A tout cela s’ajoutait une ambiance compliquée due à l’énervement général, l’épuisement car les comédiens soulevaient sans cesse de la fonte pour rester en forme, ou encore les menaces d’une forêt hostile, style les sangsues dans l’eau dont l’acteur Kevin Peter Hall se souviendra longtemps. En parlant de lui, le malheureux devait en plus se coltiner ce costume du Predator qui pesait deux tonnes, dans lequel il faisait une chaleur à crever et où l’on ne pouvait pas voir (il devait donc mémoriser ses déplacements à l’avance pour chaque scène). Cerise sur le gâteau, la présence « sympathique » de l’acteur Sonny Landham (Billy Sole) qui se déplaçait toujours accompagné de son garde du corps. Trouillard le pépère ? Pas du tout, ce dernier n’était pas là pour protéger le comédien des autres… mais pour protéger les autres du comédien ! En effet, le mec avait fait de la prison et se traînait une réputation de type violent, imprévisible et incontrôlable.

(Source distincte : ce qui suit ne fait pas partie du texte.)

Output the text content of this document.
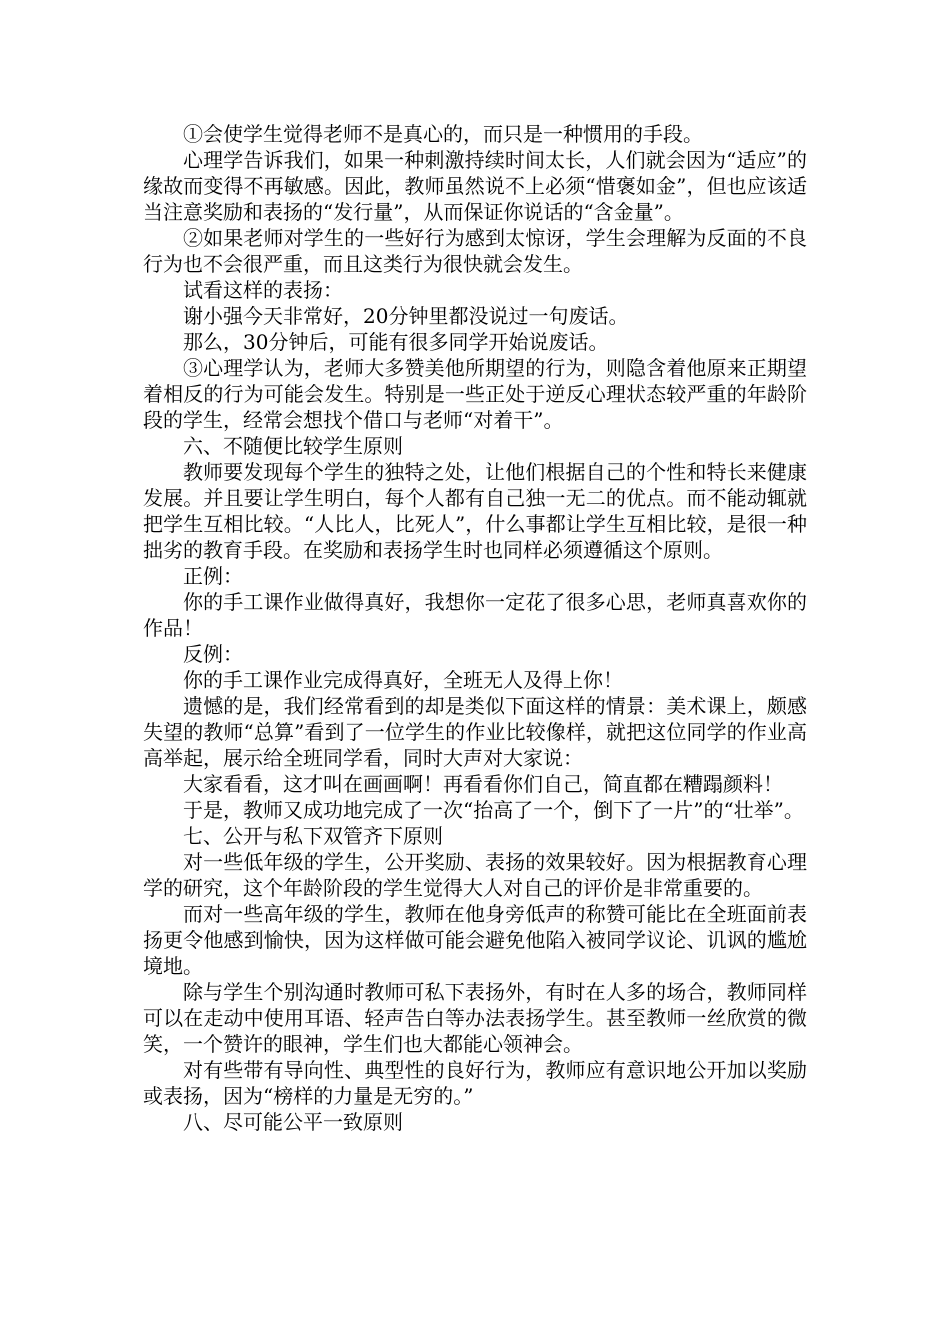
①会使学生觉得老师不是真心的，而只是一种惯用的手段。

心理学告诉我们，如果一种刺激持续时间太长，人们就会因为“适应”的缘故而变得不再敏感。因此，教师虽然说不上必须“惜褒如金”，但也应该适当注意奖励和表扬的“发行量”，从而保证你说话的“含金量”。

②如果老师对学生的一些好行为感到太惊讶，学生会理解为反面的不良行为也不会很严重，而且这类行为很快就会发生。

试看这样的表扬：

谢小强今天非常好，20分钟里都没说过一句废话。

那么，30分钟后，可能有很多同学开始说废话。

③心理学认为，老师大多赞美他所期望的行为，则隐含着他原来正期望着相反的行为可能会发生。特别是一些正处于逆反心理状态较严重的年龄阶段的学生，经常会想找个借口与老师“对着干”。

六、不随便比较学生原则

教师要发现每个学生的独特之处，让他们根据自己的个性和特长来健康发展。并且要让学生明白，每个人都有自己独一无二的优点。而不能动辄就把学生互相比较。“人比人，比死人”，什么事都让学生互相比较，是很一种拙劣的教育手段。在奖励和表扬学生时也同样必须遵循这个原则。

正例：

你的手工课作业做得真好，我想你一定花了很多心思，老师真喜欢你的作品！

反例：

你的手工课作业完成得真好，全班无人及得上你！

遗憾的是，我们经常看到的却是类似下面这样的情景：美术课上，颇感失望的教师“总算”看到了一位学生的作业比较像样，就把这位同学的作业高高举起，展示给全班同学看，同时大声对大家说：

大家看看，这才叫在画画啊！再看看你们自己，简直都在糟蹋颜料！

于是，教师又成功地完成了一次“抬高了一个，倒下了一片”的“壮举”。

七、公开与私下双管齐下原则

对一些低年级的学生，公开奖励、表扬的效果较好。因为根据教育心理学的研究，这个年龄阶段的学生觉得大人对自己的评价是非常重要的。

而对一些高年级的学生，教师在他身旁低声的称赞可能比在全班面前表扬更令他感到愉快，因为这样做可能会避免他陷入被同学议论、讥讽的尴尬境地。

除与学生个别沟通时教师可私下表扬外，有时在人多的场合，教师同样可以在走动中使用耳语、轻声告白等办法表扬学生。甚至教师一丝欣赏的微笑，一个赞许的眼神，学生们也大都能心领神会。

对有些带有导向性、典型性的良好行为，教师应有意识地公开加以奖励或表扬，因为“榜样的力量是无穷的。”

八、尽可能公平一致原则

Que de douleur au final pour pouvoir accoucher de ce chef-d’oeuvre du cinéma d’action bis des années 80. A sa sortie, Predator se fera littéralement dézinguer par la critique. Heureusement, le public sera au rendez-vous lui, et le film sera un gros succès avant d’entrer dans la pop culture et de devenir aussi culte que son monstre.